Julie glances around Brad. “I thought there were two of you.”
He nods. “There is. He had a call but should be back any time.”
“Who’s back?” Comes a husky voice rich in accent.
The women both peer around Brad to see a gorgeous man taking his seat at the end of the counter. Golden brown skin. Dark black hair which even partially covers his face, but one could still spy the dimples in his cheeks when he smiles.
This time it would be Laura speaking first.
“Oh. My. God. Eddie?” Her voice rises several decibel.
“Hello, Laura.” His smile held as his deep hazel eyes meet her blue ones. “It’s been a long time.”
She shifts in her stool but never moving her gaze away from his face. “Yes.”
“Hello?
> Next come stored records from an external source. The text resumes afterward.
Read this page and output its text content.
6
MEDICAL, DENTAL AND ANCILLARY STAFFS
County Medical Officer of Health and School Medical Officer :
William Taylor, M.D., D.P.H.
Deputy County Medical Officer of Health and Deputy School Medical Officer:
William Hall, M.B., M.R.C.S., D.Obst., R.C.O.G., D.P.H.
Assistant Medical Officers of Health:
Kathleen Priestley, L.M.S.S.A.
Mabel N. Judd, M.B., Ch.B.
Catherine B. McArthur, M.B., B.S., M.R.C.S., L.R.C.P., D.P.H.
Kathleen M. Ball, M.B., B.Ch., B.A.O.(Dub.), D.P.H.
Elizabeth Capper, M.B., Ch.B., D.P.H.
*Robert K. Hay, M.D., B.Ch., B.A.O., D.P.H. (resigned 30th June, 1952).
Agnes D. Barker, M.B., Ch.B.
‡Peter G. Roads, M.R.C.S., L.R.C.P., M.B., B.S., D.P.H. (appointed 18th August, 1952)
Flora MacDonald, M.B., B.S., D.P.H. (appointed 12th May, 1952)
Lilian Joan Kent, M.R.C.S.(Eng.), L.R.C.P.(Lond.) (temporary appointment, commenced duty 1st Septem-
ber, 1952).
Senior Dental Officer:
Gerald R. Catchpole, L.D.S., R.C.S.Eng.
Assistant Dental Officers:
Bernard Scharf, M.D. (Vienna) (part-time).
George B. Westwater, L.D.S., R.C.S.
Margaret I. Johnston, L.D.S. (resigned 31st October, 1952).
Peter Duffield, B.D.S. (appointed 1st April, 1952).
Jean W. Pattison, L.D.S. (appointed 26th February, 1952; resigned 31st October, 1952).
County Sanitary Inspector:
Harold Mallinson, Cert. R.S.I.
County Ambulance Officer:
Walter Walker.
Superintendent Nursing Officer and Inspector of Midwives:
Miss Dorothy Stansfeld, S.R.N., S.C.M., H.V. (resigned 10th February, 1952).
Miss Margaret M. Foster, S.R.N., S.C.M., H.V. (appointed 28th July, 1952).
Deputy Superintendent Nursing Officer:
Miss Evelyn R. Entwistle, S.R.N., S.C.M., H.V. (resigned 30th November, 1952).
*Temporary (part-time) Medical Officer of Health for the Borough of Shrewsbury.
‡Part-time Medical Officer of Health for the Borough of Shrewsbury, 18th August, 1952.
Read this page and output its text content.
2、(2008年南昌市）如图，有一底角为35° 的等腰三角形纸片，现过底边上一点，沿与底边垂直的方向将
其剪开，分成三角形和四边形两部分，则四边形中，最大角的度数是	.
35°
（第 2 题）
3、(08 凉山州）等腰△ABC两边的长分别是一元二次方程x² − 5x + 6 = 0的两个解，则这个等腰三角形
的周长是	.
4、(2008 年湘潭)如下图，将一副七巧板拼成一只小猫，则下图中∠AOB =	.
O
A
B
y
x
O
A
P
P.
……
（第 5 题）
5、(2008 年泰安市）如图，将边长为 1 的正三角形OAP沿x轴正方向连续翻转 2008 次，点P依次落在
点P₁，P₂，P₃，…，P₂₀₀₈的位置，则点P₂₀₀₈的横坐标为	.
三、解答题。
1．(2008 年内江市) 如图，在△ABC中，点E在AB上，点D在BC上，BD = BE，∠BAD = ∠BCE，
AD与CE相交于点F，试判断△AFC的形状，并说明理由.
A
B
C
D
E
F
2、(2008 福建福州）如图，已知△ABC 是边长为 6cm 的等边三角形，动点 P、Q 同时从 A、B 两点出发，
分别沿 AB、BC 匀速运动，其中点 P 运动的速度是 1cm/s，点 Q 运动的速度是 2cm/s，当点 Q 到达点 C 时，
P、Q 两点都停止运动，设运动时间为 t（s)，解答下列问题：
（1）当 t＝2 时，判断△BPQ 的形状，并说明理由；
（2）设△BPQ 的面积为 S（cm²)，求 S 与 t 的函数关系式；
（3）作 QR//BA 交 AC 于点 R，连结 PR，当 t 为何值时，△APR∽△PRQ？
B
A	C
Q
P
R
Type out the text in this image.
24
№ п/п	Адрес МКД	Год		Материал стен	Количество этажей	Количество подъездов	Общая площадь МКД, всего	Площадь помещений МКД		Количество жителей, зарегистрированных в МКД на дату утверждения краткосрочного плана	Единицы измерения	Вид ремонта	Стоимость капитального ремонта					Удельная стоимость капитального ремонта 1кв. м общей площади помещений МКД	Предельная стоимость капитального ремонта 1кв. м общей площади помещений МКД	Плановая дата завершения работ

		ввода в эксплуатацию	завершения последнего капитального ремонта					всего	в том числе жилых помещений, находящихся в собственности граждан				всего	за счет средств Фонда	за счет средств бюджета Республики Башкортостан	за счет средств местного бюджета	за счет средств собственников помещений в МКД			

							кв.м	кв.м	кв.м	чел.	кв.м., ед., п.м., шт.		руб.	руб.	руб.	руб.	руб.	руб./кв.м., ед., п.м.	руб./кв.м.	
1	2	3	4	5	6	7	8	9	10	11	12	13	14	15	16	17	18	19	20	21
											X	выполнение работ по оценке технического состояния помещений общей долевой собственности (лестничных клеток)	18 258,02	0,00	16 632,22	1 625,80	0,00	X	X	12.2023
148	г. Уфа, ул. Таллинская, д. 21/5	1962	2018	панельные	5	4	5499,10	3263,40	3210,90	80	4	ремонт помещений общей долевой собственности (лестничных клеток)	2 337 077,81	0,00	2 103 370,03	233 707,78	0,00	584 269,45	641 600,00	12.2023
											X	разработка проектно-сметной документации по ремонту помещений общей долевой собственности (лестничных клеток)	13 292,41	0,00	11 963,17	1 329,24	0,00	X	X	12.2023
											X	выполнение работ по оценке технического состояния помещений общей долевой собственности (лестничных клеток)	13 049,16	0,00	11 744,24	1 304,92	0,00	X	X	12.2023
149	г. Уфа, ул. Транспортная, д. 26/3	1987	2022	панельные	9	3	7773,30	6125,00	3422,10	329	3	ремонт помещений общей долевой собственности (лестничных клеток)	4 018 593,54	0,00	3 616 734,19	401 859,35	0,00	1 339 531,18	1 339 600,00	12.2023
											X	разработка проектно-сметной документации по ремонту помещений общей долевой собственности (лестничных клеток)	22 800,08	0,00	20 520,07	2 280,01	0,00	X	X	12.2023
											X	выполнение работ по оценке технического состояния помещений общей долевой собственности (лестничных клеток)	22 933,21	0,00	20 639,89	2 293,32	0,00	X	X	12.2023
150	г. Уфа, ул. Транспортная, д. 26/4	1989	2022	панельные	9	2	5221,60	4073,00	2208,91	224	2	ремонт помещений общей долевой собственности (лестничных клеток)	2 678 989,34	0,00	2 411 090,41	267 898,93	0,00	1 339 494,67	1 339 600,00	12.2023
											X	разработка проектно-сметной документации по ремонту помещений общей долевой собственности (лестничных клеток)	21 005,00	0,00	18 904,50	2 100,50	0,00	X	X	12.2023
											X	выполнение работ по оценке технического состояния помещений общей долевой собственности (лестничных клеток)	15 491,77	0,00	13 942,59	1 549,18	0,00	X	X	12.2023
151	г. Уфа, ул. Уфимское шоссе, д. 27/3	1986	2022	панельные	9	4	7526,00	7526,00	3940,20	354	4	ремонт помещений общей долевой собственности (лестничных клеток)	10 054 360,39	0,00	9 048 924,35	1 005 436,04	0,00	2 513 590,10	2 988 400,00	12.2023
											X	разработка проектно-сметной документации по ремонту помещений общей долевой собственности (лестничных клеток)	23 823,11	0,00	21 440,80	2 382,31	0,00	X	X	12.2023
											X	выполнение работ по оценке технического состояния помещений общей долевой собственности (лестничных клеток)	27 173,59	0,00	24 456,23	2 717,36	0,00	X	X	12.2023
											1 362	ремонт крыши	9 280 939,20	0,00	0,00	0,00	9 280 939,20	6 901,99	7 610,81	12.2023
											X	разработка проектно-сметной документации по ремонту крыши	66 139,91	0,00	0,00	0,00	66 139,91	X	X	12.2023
Pheromone city!” Julie butts in effectively slicing the momentary connection. “You two know each other?”
Laura’s smile wavers as she fingers her glass that mysteriously appeared seconds earlier. “College.”
“History?” Julie whispers close to her ear.
Laura nods once.
“Well, I’m Julie Yourdon.” In her next move she turns to the dark hair man, and gives him her most alluring smile.
“Eduardo Santa Perez.” He bows his head to her. “A pleasure to meet you.”
“Pleasure’s all mine.” Julie mutters under her breath as she sips her liqueur.